Abbiamo letto il libro che, molto probabilmente, entrerà con prepotenza nelle discussioni sul nuovo femminismo.

di Arnaldo Greco

Un gruppo di uomini si prepara a lanciare in aria una donna a West Beach, Michigan City, Indiana, 1955 circa (Foto di Three Lions/Getty Images)

Da quando ha vinto il Premio, la vita di Francesco Piccolo (il protagonista del nuovo romanzo di Francesco Piccolo, L’animale che mi porto dentro) va a gonfie vele. Piace alle donne, vende bene i suoi libri, è popolare e affascinante. È l’ospite atteso alle feste, quello che tutti si girano a guardare quando fa finalmente il suo ingresso. A una di queste feste, in Finlandia, fino a lì è arrivata la sua fama, una ragazza gli manda a dire che scapperebbe all’istante volentieri con lui. E per lui la cosa non è più stupefacente, chi non scapperebbe con lui d’altra parte? Ma forse ha esagerato stavolta, si è così abituato a piacere che la moglie lo accusa di sentirsi oramai “stocazzo”. E anche lui ha qualche dubbio. Perché non è già scappato – non per sempre, non lontano, ma almeno in un albergo – con quella ragazza? Non si ricorda che, in realtà, lui non è l’autore che ha vinto il premio, che piace, vende, fa ridere, è brillante? Lui è il ragazzino coi brufoli e la fimosi, quello disprezzato. È lui quello.

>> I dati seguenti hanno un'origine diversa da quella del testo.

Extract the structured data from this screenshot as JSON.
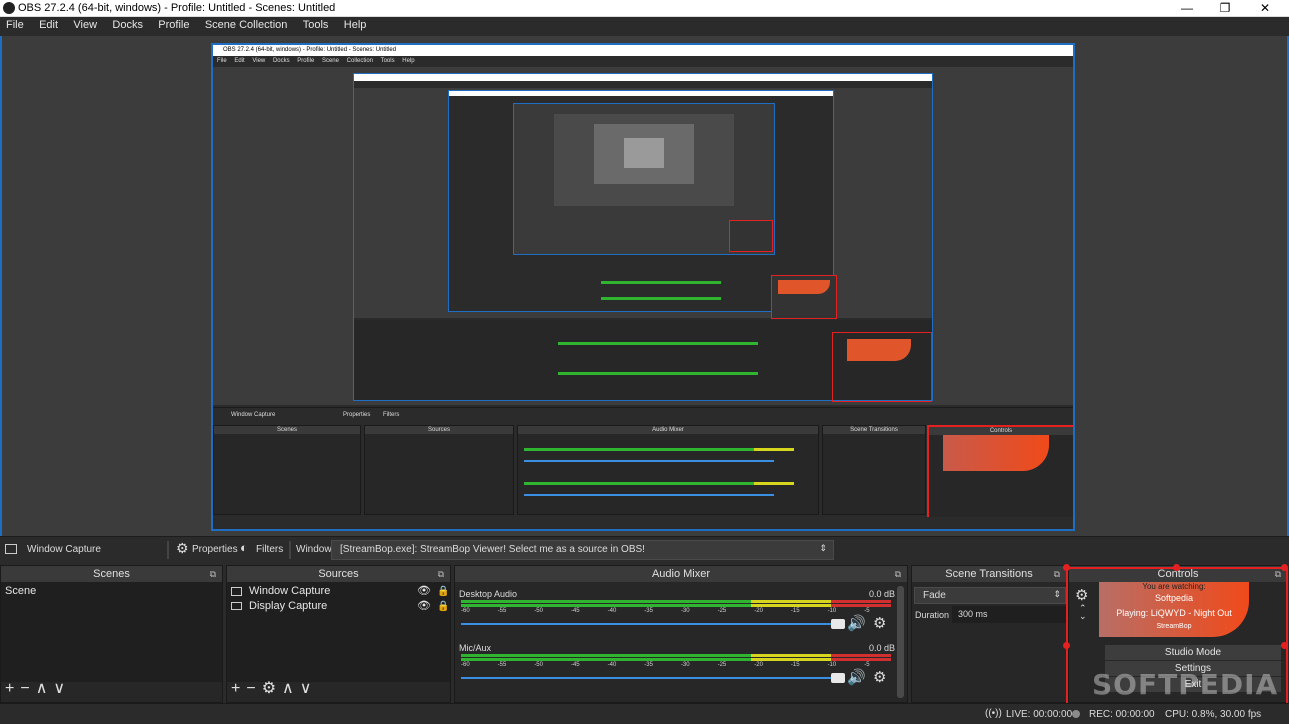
{
  "window": {
    "title": "OBS 27.2.4 (64-bit, windows) - Profile: Untitled - Scenes: Untitled",
    "minimize": "—",
    "maximize": "❐",
    "close": "✕"
  },
  "menu": [
    "File",
    "Edit",
    "View",
    "Docks",
    "Profile",
    "Scene Collection",
    "Tools",
    "Help"
  ],
  "source_bar": {
    "source_name": "Window Capture",
    "properties_label": "Properties",
    "filters_label": "Filters",
    "window_label": "Window",
    "window_value": "[StreamBop.exe]: StreamBop Viewer! Select me as a source in OBS!"
  },
  "scenes": {
    "title": "Scenes",
    "items": [
      "Scene"
    ]
  },
  "sources": {
    "title": "Sources",
    "items": [
      "Window Capture",
      "Display Capture"
    ]
  },
  "audio_mixer": {
    "title": "Audio Mixer",
    "ticks": [
      "-60",
      "-55",
      "-50",
      "-45",
      "-40",
      "-35",
      "-30",
      "-25",
      "-20",
      "-15",
      "-10",
      "-5",
      "0"
    ],
    "channels": [
      {
        "name": "Desktop Audio",
        "level": "0.0 dB"
      },
      {
        "name": "Mic/Aux",
        "level": "0.0 dB"
      }
    ]
  },
  "scene_transitions": {
    "title": "Scene Transitions",
    "transition": "Fade",
    "duration_label": "Duration",
    "duration_value": "300 ms"
  },
  "controls": {
    "title": "Controls",
    "watching_label": "You are watching:",
    "channel": "Softpedia",
    "playing": "Playing: LiQWYD - Night Out",
    "brand": "StreamBop",
    "studio_mode": "Studio Mode",
    "settings": "Settings",
    "exit": "Exit"
  },
  "status": {
    "live": "LIVE: 00:00:00",
    "rec": "REC: 00:00:00",
    "cpu": "CPU: 0.8%, 30.00 fps"
  },
  "preview": {
    "title": "OBS 27.2.4 (64-bit, windows) - Profile: Untitled - Scenes: Untitled",
    "menu": [
      "File",
      "Edit",
      "View",
      "Docks",
      "Profile",
      "Scene Collection",
      "Tools",
      "Help"
    ]
  },
  "watermark": "SOFTPEDIA",
  "colors": {
    "accent": "#1e6fc4",
    "selection": "#e52020",
    "meter_green": "#2fb52f",
    "meter_yellow": "#d6d61e",
    "meter_red": "#d23030",
    "streambop_orange": "#f04a1a"
  }
}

L’animale che mi porto dentro comincia pressappoco così per poi dirci che non è possibile emendarsi davvero da quello che siamo stati da ragazzini. Il nostro ambiente, come siamo cresciuti, gli uomini della nostra famiglia, la nostra provincia del Sud, i compagni dell’adolescenza – i peggiori soprattutto – saranno sempre lì, addosso, dentro, e ci diranno come fare, ci inviteranno a osare, sempre, anche per il solo gusto del gioco, provarci, provare a capire, se ci sta, se ci starebbe, anche solo per sfizio, per tenersi in allenamento, guardare, divertirsi, perché poi potremo raccontarlo. E anche se non lo raccontiamo a nessuno e lo teniamo per noi stessi è comunque come se lo stessimo raccontando a un ascoltatore interno, come se ce ne stessimo vantando davanti a una folla di ascoltatori, perché gli altri maschi ci sentono. Sono con noi, ci guidano e ci istigano. Ci rimproverano se non facciamo una cosa e ci giudicano. Dentro di me c’è la legge morale, chissà, forse, dentro di me c’è un daimon, probabile, dentro di me c’è l’animale e, per quanti libri possa leggere e studi fare, ci sarà sempre e troverà sempre un modo per essere nutrito, per fare capolino inaspettato: dirgli continuamente di non farsi più vedere è comunque ammettere che la sua forza è superiore alla nostra.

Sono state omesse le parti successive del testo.